PySpark: Dataframe To File(Part 2)
This tutorial will explain how to write from Spark dataframe into various types of files(such as JSON, parquet, ORC and Avro).
- DataFrameWriter "write" can be used to export data from Spark dataframe to most of the common file formats.
- By default, DataFrameWriter will create as many number of files as there will be partitions in dataframe.
- coalesce() function can be used to reduce number of partitions and thereby reducing the number of files created by DataFrameWriter from dataframe.
- Both option() and mode() functions can be used to alter the behavior of write operation but in different sense.
- Visit write modes page to understand how mode function can be used to alter write behaviour when data/table already exists.
- you can also visit dataframe options page to understand how option/options function can be used to alter other write behaviour.
- Following topics will be covered on this page:
➠
Write as JSON file: json() function can be used to write data into JSON file. This functions takes a path to directory where file(s) need to be created.
- Example 1: This is simple write example where data will be written in directory "json_dir".
df.write.json("file:///path_to_directory/json_dir")
- Example 2: Overwrite existing data (directory) with the content of dataframe if exists else create new directory.
df.write.mode("overwrite").json("file:///path_to_directory/json_dir")
- Example 3: Write into a single file by reducing the partitions to 1 using coalesce() function.

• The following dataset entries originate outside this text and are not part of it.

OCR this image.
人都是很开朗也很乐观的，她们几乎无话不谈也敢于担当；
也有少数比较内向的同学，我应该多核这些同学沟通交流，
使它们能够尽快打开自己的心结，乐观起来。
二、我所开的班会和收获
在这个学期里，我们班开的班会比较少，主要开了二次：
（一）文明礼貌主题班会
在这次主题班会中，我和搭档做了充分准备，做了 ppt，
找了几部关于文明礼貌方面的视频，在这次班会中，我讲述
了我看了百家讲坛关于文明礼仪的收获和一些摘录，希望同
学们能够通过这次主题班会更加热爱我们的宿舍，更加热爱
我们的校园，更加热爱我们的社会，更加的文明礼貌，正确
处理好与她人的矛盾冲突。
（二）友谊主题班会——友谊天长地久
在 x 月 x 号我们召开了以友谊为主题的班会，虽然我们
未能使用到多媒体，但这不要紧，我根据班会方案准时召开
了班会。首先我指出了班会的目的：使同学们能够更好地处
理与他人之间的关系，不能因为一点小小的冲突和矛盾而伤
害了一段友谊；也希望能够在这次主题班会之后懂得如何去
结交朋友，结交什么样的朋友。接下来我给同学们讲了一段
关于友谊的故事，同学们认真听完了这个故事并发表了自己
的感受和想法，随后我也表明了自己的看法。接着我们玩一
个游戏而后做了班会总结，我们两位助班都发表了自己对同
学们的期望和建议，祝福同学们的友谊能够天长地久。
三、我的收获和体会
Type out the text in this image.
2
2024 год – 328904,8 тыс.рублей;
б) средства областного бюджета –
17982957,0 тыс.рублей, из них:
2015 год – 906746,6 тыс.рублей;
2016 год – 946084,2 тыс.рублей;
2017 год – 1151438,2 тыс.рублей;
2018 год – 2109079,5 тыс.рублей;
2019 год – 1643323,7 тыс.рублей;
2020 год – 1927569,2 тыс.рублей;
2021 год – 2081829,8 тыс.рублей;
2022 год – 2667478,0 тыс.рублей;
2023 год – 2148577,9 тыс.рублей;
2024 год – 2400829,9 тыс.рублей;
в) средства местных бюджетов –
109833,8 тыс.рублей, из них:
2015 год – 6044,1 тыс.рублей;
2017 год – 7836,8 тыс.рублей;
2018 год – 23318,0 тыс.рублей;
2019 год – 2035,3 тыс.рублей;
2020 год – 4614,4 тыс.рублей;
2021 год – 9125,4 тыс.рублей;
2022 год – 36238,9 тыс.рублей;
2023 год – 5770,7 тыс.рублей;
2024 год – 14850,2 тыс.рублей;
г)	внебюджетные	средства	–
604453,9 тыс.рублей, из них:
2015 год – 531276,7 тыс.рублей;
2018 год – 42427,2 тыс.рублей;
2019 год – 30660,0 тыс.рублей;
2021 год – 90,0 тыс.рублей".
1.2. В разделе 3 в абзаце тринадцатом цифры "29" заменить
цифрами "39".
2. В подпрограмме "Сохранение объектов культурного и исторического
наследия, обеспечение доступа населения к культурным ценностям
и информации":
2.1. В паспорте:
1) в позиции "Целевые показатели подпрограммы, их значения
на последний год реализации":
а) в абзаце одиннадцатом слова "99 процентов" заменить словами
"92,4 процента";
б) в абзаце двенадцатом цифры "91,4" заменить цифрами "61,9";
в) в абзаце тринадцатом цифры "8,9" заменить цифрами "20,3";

df.coalesce(1).write.mode("overwrite").json("file:///path_to_directory/json_dir")
➠
Write as Parquet file: parquet() function can be used to read data from Parquet file. This functions takes a path to directory where file(s) need to be created.
- Example 1: This is simple write example where data will be written in directory "parquet_dir".
df.write.parquet("file:///path_to_directory/parquet_dir")
- Example 2: Overwrite existing data (directory) with the content of dataframe if exists else create new directory.
df.write.mode("overwrite").parquet("file:///path_to_directory/parquet_dir")
- Example 3: Write into a single file by reducing the partitions to 1 using coalesce() function.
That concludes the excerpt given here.